How many times have you heard it? “Tell me something I don’t know.” “Give me your best creative ideas.” “I want a concept that people will be talking about.”

It doesn’t matter if you’re inside an organization or sitting in an agency – there is a never-ending desire and need for differentiation. Whether it’s a company, product, or person, engaging and persuading stakeholders often involves thoughtful, clever marketing. The problem, though, is that creativity is both misunderstood and dropping in supply.

Although LinkedIn reported that “creative” was the most overused term in on-line profiles(Ceyhan, Simla, “Buzzwords 2011: Who’s been ‘creative’ and ‘effective’ this year?,” December 13, 2011), a survey released in 2010 by IBM of more than 1,500 CEOs from 60 countries and 33 industries emphasized that even “more than rigor, management discipline, integrity, or even vision—successfully navigating an increasing complex world will require creativity.” Creativity was cited by 60 percent of the CEOs as the most important attribute; integrity was next at 52 percent (2010 IBM Global CEO Study). With such a high premium placed on creativity, the CEOs in the survey signaled some concern because less than half of them “believe their enterprises are adequately prepared to handle a highly volatile, increasingly complex business environment.”

This may not be just a staffing problem. It may also mean that there are not enough creative thinkers to go around. Indeed, there is some evidence to suggest that we may be heading for a creativity crisis. A review of nearly 300,000 creativity tests, also called Torrance scores, of children and adults collected over several decades showed that American creativity has been declining since 1990 (Attributed to Kyung-Hee Kim in P. Bronson and A. Merryman, The Creativity Crisis, Newsweek, July 19, 2010. These tests were based on the work of the late E. Paul Torrance, an educational psychologist best known for his research on creativity).

Yet, creativity is in the eye of the beholder. There’s more than one definition and more than one way that creativity can lead to a successful outcome. Still, we must ensure that our educational system emphasizes idea generation and problem-solving techniques in addition to the more traditional memorization and drills.

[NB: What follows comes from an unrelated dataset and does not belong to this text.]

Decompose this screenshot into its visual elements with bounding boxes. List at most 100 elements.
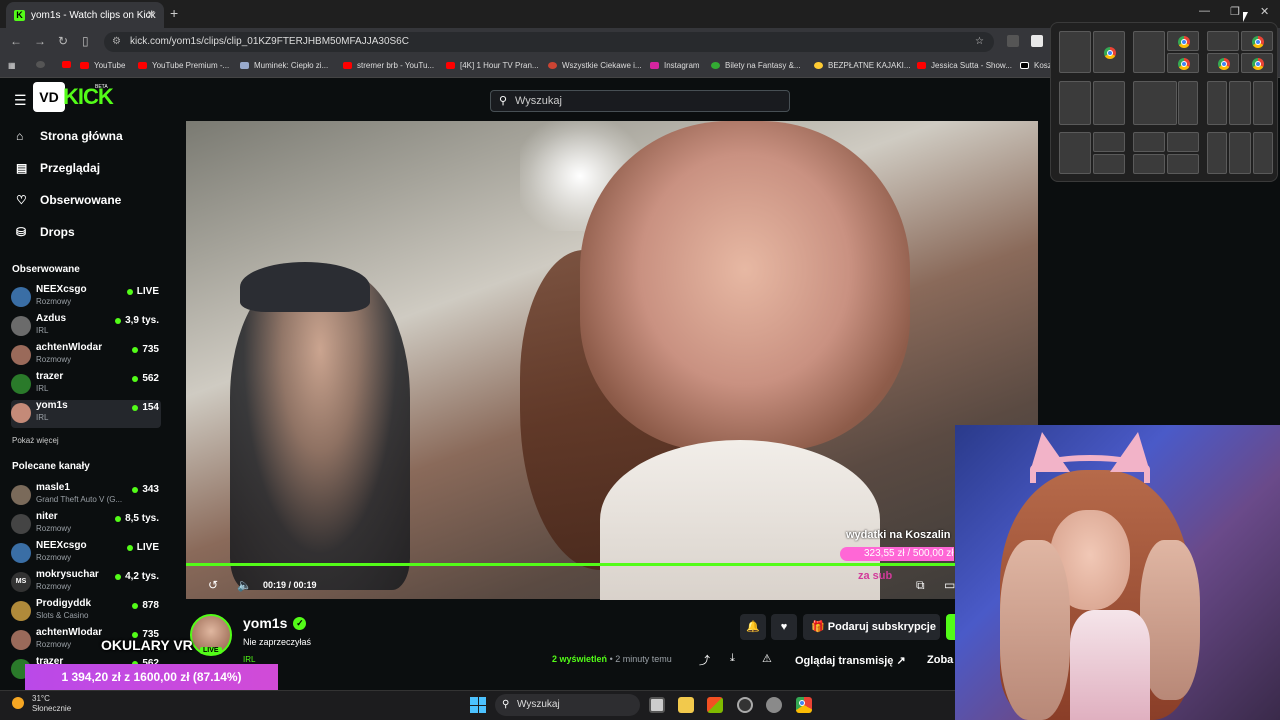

Recognizing the importance of creativity, some advertising and public relations agencies have elevated people into positions such as chief creative officer. You may have also seen the titles creative guru, creative ninja, or even head of creation (which may get an argument from, shall we say, a higher authority). That’s all fine but I have known a few who took their titles to mean that creativity was their personal domain and theirs alone. These individuals would go into seclusion so they could develop “the big idea.” Then, they presented their concepts as a fait accompli, like Athena bursting out of Zeus’s head fully armored and ready for battle. We want and need exceptional thinkers on our team, but they sometimes rail against process and fail to realize that there is, or should be, a team. Without good leadership from the “creative types,” the other human resources in the organization will be wasted and demoralized.

While meeting the business objective is the ultimate measure of success, it’s been known that the quest to be creative sometimes becomes the objective in itself. In the drive to knock the socks off of the client, or win an industry award, the true customer – the end-user – is forgotten. We need to spend more time orienting on the audience, reminding ourselves of the real prize. As King Arthur said when he rose to power, “I don’t think things ought to be done because you are able to do them. I think they should be done because you ought to do them” (White, T.H., The Once and Future King, p. 246).

As a fan of the Arthurian legends, I was taken aback by a comment made about his style of thinking toward the end of his life: “The old man had always been a dutiful thinker, never an inspired one” (White, T.H., The Once and Future King, p. 630). What was meant by this? Was it an insult? Was there an implication that dutiful thinking was inferior to creative thinking? The truth is we need both. A dutiful thinker is a habitual thinker, one who is always observing, searching for solutions, and attempting to anticipate the future. The creative spark is precious but dutiful thinking, steady and stepwise, is a virtue of its own. Sometimes we can get to the goal line in one play. More often, though, progress is made in important, incremental steps that ultimately add up to the win. As Merlin, Arthur’s mentor, told him, “…the only thing worth doing for the race is to increase its stock of ideas” (White, T.H., The Book of Merlyn, p. 11).

The creativity deficit could be reversed in short order if more people adopt the concept of marrying dutiful with inspired thinking. Getting ourselves and others to think a bit more and a bit more regularly is surely a lot easier than other New Year’s resolutions we’ve proclaimed and then later abandoned. It’s interesting to note, too, that habitual thinking is a form of mental exercise that, over a lifetime of consistent contemplation, changes our neurological patterns (R. E. Jung et al., “Biochemical Support for the ‘Threshold’ Theory of Creativity: A Magnetic Resonance Spectroscopy Study,” Journal of Neuroscience 29:16 (2009): 5319–5325 | R. E. Jung et al., “Neuroanatomy of Creativity, Human Brain Mapping,” Journal of Neuroscience 31:3 (2010): 398–409).

More time thinking helps to remodel our brains so that we get better at thinking. If only weight loss and getting in better shape were this painless!